BRITAIN has always taken a relaxed attitude to foreign ownership.

These days, it is hard to name an iconic British brand not in foreign hands. Think Rolls-Royce, Aston Martin, Manchester United, Madam Tussauds or The Savoy are British? Then think again.

Even parochial brands like HP Sauce, Harry Ramsden’s and Typhoo Tea are foreign-owned.

Now we can add the name of Cadbury to the list after a sweetened takeover offer from US-giant Kraft proved too tempting to resist.

Would Kraft have had it so easy had Cadbury been French or German? It seems unlikely. Just look the dispute between Renault and the French President Nicolas Sarkozy over where the next Clio should be built.

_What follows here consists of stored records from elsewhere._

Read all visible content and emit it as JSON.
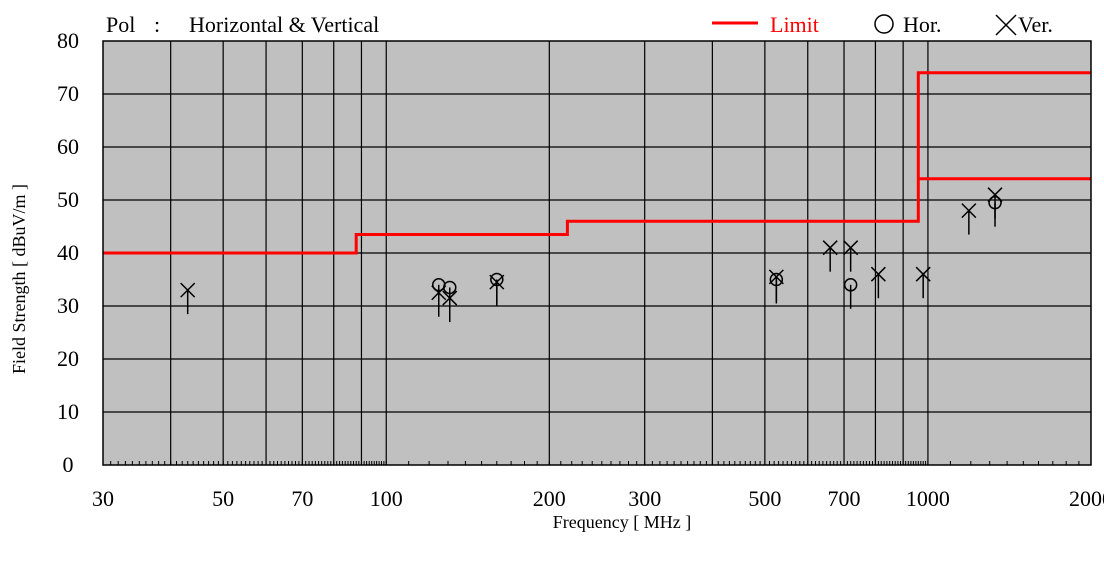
{
  "header": {
    "pol_label": "Pol",
    "pol_sep": ":",
    "pol_value": "Horizontal & Vertical"
  },
  "legend": {
    "limit_label": "Limit",
    "hor_label": "Hor.",
    "ver_label": "Ver."
  },
  "colors": {
    "plot_background": "#c0c0c0",
    "grid": "#000000",
    "limit": "#ff0000"
  },
  "chart_data": {
    "type": "scatter",
    "xlabel": "Frequency [ MHz ]",
    "ylabel": "Field Strength [ dBuV/m ]",
    "x_scale": "log",
    "xlim": [
      30,
      2000
    ],
    "ylim": [
      0,
      80
    ],
    "x_ticks": [
      30,
      50,
      70,
      100,
      200,
      300,
      500,
      700,
      1000,
      2000
    ],
    "y_ticks": [
      0,
      10,
      20,
      30,
      40,
      50,
      60,
      70,
      80
    ],
    "x_gridlines": [
      30,
      40,
      50,
      60,
      70,
      80,
      90,
      100,
      200,
      300,
      400,
      500,
      600,
      700,
      800,
      900,
      1000,
      2000
    ],
    "grid": true,
    "legend_position": "top-right",
    "limit_lines": [
      {
        "name": "Limit",
        "points": [
          [
            30,
            40
          ],
          [
            88,
            40
          ],
          [
            88,
            43.5
          ],
          [
            216,
            43.5
          ],
          [
            216,
            46
          ],
          [
            960,
            46
          ],
          [
            960,
            74
          ],
          [
            2000,
            74
          ]
        ]
      },
      {
        "name": "Limit",
        "points": [
          [
            960,
            54
          ],
          [
            2000,
            54
          ]
        ]
      }
    ],
    "series": [
      {
        "name": "Hor.",
        "marker": "circle",
        "points": [
          [
            125,
            34
          ],
          [
            131,
            33.5
          ],
          [
            160,
            35
          ],
          [
            525,
            35
          ],
          [
            720,
            34
          ],
          [
            1330,
            49.5
          ]
        ]
      },
      {
        "name": "Ver.",
        "marker": "x",
        "points": [
          [
            43,
            33
          ],
          [
            125,
            32.5
          ],
          [
            131,
            31.5
          ],
          [
            160,
            34.5
          ],
          [
            525,
            35.5
          ],
          [
            660,
            41
          ],
          [
            720,
            41
          ],
          [
            810,
            36
          ],
          [
            980,
            36
          ],
          [
            1190,
            48
          ],
          [
            1330,
            51
          ]
        ]
      }
    ]
  }
}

Renault’s CEO Carlos Ghosn was ordered to a weekend meeting with Sarkozy to assure him Clio production would not be moved to Turkey.

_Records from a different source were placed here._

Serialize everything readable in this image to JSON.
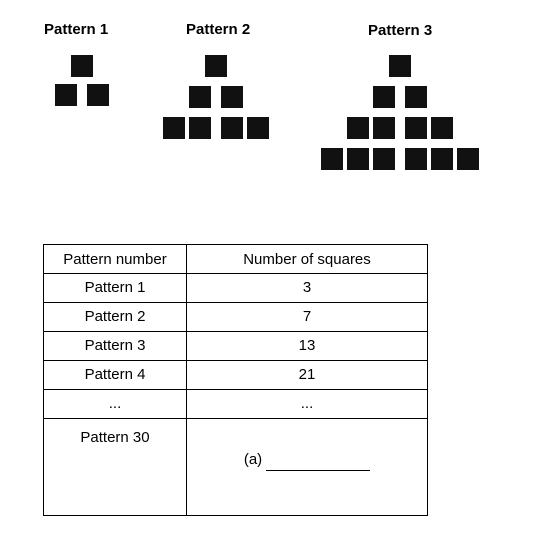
{
  "patterns": [
    {
      "label": "Pattern 1",
      "rows": 2
    },
    {
      "label": "Pattern 2",
      "rows": 3
    },
    {
      "label": "Pattern 3",
      "rows": 4
    }
  ],
  "table": {
    "headers": [
      "Pattern number",
      "Number of squares"
    ],
    "rows": [
      {
        "pattern": "Pattern 1",
        "squares": "3"
      },
      {
        "pattern": "Pattern 2",
        "squares": "7"
      },
      {
        "pattern": "Pattern 3",
        "squares": "13"
      },
      {
        "pattern": "Pattern 4",
        "squares": "21"
      },
      {
        "pattern": "...",
        "squares": "..."
      }
    ],
    "last_row": {
      "pattern": "Pattern 30",
      "answer_label": "(a)"
    }
  }
}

Europe has always adopted a more proprietorial role over “national champions” than the UK.

Free marketeers say that Britain’s laissez faire attitude helps make UK companies more flexible and attractive to foreign investors.

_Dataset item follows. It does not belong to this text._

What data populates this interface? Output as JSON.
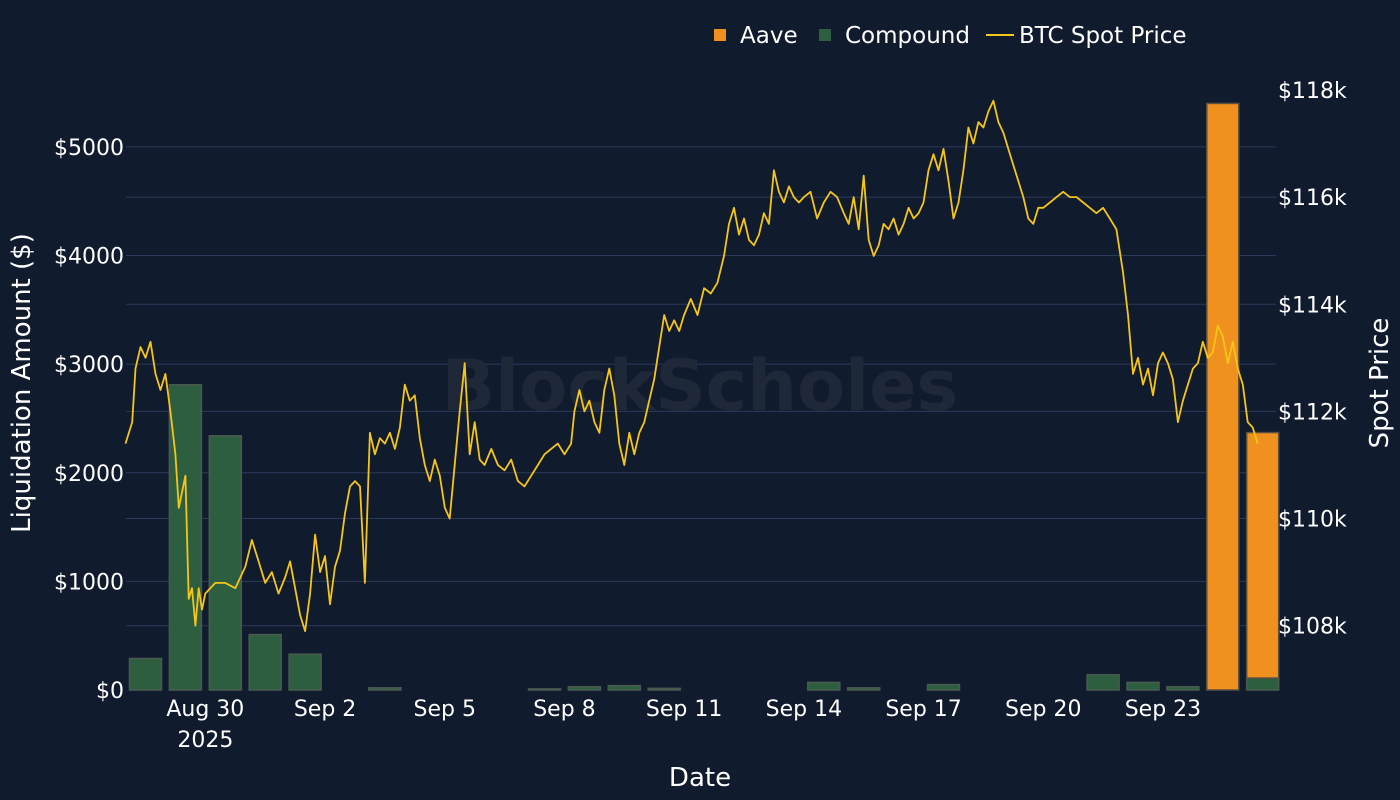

Which is fine in the good times, but when the going gets tough there is a natural inclination to cut jobs far from home.

Does patriotism still have a place in a global economy? Probably not. In the long run the best companies always prosper. As British Leyland proved in the Seventies, eventually even the state has to abandon a lame duck. Strong businesses go on and on.

We have every confidence that Cadbury will still be with us long after the current furore over its ownership is forgotten.